Not by scheming. Not by plotting. Not by manipulation, and striving, and scrapping, and wearing himself out.
Problem solved by the grace and love of God.
Grace wins.
In words that presage the Prodigal Son, “Esau ran to meet him and embraced him, and fell on his neck and kissed him, and they wept” (Gen. 32:4).
- Jacob’s bribe was irrelevant.
- Jacob’s wrestling was irrelevant.
- Only God’s gracious heart mattered.
The God we worship—the God of the Bible—runs to those who are least deserving. He is better than you think.
God’s love is not for sale.
God’s love is not a prize given to moral winners.
It is not a reward for great spiritual performances.
God’s love flows eternally from his heart. You don’t have to wrestle it out of him.

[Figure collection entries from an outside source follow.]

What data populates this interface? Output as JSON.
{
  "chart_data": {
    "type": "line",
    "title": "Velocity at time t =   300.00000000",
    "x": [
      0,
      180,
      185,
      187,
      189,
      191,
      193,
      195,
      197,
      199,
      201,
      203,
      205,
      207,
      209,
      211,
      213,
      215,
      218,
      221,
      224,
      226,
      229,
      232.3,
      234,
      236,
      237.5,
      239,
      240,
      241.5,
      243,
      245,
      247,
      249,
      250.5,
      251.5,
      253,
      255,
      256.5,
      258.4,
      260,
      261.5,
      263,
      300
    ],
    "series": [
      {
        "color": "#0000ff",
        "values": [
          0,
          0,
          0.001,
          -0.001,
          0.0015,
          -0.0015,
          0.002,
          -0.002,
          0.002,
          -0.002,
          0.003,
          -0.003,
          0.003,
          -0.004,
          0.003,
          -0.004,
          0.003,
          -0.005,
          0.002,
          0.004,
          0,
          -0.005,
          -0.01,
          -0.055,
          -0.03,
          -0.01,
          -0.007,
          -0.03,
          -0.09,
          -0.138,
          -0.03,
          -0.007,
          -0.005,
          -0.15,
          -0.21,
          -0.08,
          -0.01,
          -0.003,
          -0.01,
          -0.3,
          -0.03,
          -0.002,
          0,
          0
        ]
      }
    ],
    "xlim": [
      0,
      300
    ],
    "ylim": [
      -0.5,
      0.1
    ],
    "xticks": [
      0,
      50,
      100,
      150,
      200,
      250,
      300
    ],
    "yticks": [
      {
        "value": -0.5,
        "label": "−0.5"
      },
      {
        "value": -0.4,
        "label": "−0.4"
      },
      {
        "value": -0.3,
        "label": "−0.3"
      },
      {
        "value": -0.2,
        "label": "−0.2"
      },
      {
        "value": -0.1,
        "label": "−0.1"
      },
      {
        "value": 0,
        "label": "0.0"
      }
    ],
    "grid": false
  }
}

You don’t need to be a moral winner.
So cling to Christ, through faith asking God for the blessing you don’t deserve but need anyway. Flip that switch from legalism to grace. And thank God that he only blesses us because of who and what he is, never because of who and what we are.
Your past doesn’t need to haunt you.
Your failures don’t need to dominate you.
The cruel and demeaning labels don’t need to define you.
To all who believe in Jesus, God gives a new name, with a new identity, and new powers, and new privileges to go with it.